Das ist besonders nervig, da er erst auf das Timeout eines nicht immer verfügbaren NFS-Shares wartet.

Kann ich irgendwie das alte Verhalten wiederherstellen oder zumindest den Timeout herabsetzen?

----------

## mike155

Spannend. Ich habe ein ähnliches Problem - wobei ich nicht sagen kann, ob wir das gleiche Problem haben.

Seit meinem Upgrade von Kernel 4.9.13 auf 4.9.14. startet X nicht mehr. Das Problem tritt auf bei allen Kerneln >= 4.9.14. Mit Kerneln davor habe ich das Problem nicht.

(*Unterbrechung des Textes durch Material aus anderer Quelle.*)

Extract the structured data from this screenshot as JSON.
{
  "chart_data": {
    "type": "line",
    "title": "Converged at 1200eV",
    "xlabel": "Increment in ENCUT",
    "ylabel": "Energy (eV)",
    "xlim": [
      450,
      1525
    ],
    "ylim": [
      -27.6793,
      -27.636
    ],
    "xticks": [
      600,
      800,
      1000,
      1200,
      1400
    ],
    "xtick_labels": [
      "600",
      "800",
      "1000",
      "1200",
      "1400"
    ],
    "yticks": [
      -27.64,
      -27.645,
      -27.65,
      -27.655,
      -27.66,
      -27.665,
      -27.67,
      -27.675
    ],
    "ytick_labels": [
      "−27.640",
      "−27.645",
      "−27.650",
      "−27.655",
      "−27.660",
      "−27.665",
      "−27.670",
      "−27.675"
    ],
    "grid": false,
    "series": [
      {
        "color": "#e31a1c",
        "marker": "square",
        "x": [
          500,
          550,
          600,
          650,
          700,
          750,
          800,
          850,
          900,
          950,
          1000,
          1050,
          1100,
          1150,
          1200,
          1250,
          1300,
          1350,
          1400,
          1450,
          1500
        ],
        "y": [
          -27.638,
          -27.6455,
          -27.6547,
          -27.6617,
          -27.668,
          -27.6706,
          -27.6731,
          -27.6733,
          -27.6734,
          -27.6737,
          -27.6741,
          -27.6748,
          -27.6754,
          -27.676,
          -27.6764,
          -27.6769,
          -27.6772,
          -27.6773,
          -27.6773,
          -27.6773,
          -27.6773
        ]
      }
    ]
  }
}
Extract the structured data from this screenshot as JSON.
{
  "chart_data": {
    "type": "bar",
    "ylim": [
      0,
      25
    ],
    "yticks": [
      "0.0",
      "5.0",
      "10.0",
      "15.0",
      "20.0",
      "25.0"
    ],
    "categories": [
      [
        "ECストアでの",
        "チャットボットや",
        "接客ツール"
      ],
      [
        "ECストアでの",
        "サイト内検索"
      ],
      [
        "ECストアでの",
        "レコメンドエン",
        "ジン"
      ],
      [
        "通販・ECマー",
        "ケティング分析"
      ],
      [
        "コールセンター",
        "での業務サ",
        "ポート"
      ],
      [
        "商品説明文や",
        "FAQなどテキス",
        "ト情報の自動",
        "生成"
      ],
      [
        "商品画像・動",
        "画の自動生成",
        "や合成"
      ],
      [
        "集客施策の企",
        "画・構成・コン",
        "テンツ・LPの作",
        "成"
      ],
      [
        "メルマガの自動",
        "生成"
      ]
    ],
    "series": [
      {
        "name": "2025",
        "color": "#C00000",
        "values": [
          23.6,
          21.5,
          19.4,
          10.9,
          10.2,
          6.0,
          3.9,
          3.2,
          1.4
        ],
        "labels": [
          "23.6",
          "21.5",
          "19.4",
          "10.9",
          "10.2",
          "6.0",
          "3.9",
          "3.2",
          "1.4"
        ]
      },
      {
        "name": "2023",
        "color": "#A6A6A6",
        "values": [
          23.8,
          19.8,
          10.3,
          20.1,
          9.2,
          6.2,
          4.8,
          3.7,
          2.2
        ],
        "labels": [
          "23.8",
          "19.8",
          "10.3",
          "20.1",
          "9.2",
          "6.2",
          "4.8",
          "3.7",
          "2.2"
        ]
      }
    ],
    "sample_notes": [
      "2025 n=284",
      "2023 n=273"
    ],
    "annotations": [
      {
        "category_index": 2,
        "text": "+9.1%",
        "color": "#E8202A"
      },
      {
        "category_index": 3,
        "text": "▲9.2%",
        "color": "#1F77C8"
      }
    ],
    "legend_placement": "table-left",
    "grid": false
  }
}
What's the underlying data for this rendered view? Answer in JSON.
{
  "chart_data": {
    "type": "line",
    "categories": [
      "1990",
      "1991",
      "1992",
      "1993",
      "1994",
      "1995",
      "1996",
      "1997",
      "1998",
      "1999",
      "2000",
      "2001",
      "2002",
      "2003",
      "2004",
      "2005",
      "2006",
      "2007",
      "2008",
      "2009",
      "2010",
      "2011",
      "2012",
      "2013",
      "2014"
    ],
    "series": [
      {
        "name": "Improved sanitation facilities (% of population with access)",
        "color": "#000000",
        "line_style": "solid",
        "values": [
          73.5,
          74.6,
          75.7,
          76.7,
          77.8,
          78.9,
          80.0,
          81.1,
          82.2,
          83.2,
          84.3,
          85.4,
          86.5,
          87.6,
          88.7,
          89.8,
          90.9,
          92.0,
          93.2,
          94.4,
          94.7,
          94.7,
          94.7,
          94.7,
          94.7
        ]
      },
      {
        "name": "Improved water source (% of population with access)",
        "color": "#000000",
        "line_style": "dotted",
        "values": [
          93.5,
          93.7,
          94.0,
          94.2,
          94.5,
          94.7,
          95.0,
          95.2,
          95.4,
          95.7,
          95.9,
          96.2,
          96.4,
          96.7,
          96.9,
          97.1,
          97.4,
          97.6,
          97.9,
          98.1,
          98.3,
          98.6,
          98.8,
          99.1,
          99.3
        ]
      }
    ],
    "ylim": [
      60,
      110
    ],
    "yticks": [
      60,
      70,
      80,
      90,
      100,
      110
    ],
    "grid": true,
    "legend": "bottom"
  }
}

Die Ursache sind folgende 5 Patches von 4.9.14 vom 12 März 2017:

 +++ b/fs/nfs/flexfilelayout/flexfilelayout.c

 +++ b/fs/nfs/nfs42proc.c

 +++ b/fs/nfs/nfs4proc.c

 +++ b/fs/nfs/nfs4xdr.c

 +++ b/fs/nfsd/vfs.c

Sobald ich diese 5 Patches aus dem Kernel 4.9.14 (oder neueren) entferne, startet X. Mit diesen 5 Patches erscheint nur ein schwarzer Bildschirm.

Ich hatte noch keine Zeit, weiter nach der Fehlerursache zu suchen. Was mich wundert ist, dass offenbar sonst niemand diese Probleme hat. Insofern vermute ich, dass ich irgendeine besondere Konfiguration habe, die sonst niemand hat...

----------

## sprittwicht

Denke das ist ein anderes Problem. Mein X startet ja, nur eben später als sonst.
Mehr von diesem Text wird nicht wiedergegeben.